Saturday, August 7, 2010

Not Thinking About The Thinkable

I crossposted the 6 Aug 1945 piece, more or less, on the doctors' blog, Sermo. I'd have thought it relatively unremarkable, not particularly ideological, advanced by many wiser and more articulate than I. The comments, extending over dozens, dealt not at all with the existential issues posed by nuclear weapons, but with Truman's use of them at the end of World War II, and their deterrent role in the Cold War. Not a single comment addressed the issue I'd raised.

Then after a while, a few commenters went on to call me deluded, a supercilious asshole, ignorant of history, elitist, isolated from reality (like all liberals), living on another planet, unfit for the company of adults. Their actual words. Those who so commented offered nothing other than vituperative rhetoric in support of their positions. Other commenters have yet to take issue with them, or offer any support at all.

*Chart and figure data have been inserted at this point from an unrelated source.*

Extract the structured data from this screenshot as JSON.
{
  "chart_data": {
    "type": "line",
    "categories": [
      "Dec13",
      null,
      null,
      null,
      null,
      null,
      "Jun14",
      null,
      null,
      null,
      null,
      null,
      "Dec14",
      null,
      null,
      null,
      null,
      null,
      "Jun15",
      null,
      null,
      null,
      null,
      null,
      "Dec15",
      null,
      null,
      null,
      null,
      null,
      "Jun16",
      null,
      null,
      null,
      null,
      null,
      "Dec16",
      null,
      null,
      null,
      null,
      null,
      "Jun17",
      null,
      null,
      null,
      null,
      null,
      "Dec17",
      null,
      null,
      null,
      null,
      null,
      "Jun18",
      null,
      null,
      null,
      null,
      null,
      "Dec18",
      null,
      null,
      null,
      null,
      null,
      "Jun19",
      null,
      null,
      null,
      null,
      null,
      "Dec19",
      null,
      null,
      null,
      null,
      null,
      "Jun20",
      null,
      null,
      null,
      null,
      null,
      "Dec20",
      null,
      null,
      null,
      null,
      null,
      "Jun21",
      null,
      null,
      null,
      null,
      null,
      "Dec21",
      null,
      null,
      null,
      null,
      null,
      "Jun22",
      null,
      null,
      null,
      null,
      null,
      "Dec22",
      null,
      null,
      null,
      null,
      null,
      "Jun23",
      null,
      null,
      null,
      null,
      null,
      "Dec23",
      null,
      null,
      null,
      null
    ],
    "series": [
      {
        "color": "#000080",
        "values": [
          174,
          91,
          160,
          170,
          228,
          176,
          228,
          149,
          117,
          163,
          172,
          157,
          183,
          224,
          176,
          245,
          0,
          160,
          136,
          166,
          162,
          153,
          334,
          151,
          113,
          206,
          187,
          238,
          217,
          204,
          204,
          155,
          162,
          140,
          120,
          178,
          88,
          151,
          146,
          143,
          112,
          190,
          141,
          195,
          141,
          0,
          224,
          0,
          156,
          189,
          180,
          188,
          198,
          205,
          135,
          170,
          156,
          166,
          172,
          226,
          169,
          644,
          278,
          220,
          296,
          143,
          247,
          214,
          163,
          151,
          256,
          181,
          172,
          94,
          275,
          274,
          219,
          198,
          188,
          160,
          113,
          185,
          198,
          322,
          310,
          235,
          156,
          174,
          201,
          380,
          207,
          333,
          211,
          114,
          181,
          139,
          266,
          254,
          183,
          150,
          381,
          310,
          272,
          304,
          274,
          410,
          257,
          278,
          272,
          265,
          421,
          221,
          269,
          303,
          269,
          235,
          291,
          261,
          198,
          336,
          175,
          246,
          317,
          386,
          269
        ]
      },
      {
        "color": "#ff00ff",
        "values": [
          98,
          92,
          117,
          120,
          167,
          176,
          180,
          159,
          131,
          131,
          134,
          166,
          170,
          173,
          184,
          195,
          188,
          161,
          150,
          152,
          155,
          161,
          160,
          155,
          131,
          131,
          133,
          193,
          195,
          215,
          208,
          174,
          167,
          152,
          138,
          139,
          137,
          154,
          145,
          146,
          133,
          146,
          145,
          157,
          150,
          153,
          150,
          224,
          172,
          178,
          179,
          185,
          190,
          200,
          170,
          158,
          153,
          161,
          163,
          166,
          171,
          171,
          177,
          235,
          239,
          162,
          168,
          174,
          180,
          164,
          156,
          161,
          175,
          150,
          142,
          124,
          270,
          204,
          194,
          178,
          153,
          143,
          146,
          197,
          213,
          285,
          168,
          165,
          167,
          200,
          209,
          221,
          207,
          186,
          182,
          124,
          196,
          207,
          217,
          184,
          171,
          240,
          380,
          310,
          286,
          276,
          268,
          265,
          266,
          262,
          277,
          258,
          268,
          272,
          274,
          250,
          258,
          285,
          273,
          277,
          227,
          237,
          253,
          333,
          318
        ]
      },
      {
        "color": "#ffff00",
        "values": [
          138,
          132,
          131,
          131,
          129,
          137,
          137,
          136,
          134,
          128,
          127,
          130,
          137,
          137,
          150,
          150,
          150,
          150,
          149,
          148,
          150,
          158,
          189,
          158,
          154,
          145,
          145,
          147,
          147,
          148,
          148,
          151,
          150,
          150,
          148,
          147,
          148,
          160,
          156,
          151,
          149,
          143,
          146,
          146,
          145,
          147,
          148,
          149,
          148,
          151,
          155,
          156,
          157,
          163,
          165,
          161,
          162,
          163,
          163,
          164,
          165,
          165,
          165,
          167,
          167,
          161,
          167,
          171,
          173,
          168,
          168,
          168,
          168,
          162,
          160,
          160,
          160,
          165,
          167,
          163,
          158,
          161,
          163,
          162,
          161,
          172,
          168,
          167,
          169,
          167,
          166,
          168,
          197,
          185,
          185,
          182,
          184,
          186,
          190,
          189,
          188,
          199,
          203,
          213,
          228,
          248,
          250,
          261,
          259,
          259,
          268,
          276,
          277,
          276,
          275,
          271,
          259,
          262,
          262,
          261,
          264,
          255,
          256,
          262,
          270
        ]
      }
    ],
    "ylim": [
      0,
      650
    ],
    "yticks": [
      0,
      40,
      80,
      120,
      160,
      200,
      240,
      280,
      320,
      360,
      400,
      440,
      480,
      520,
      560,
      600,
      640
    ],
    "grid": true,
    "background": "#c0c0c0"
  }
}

I oft comment there, usually from the left of the mean, and am generally accepted, even, sometimes, welcomed, even by those disagreeing with me. I've argued against Ayn Rand, Frederich, Hayek and Murray Rothbard with true believers. I've suggested that Obama isn't going to impose Stalinist tyranny, that national health insurance isn't necessarily a bad thing, that health care is a human right--distinctly minority opinions on that site. Mostly, in a manner cordial, respectful, even friendly. And nothing, but nothing, that I've written has been so summarily rejected and dismissed. Perhaps I am, indeed, living on a different planet.

I'm flabbergasted. I'd never, in a million years, have thought a priori that this post, more than any other, would occasion a vitriolic, dismissive response. I'm also a little disturbed. Maybe a lot disturbed.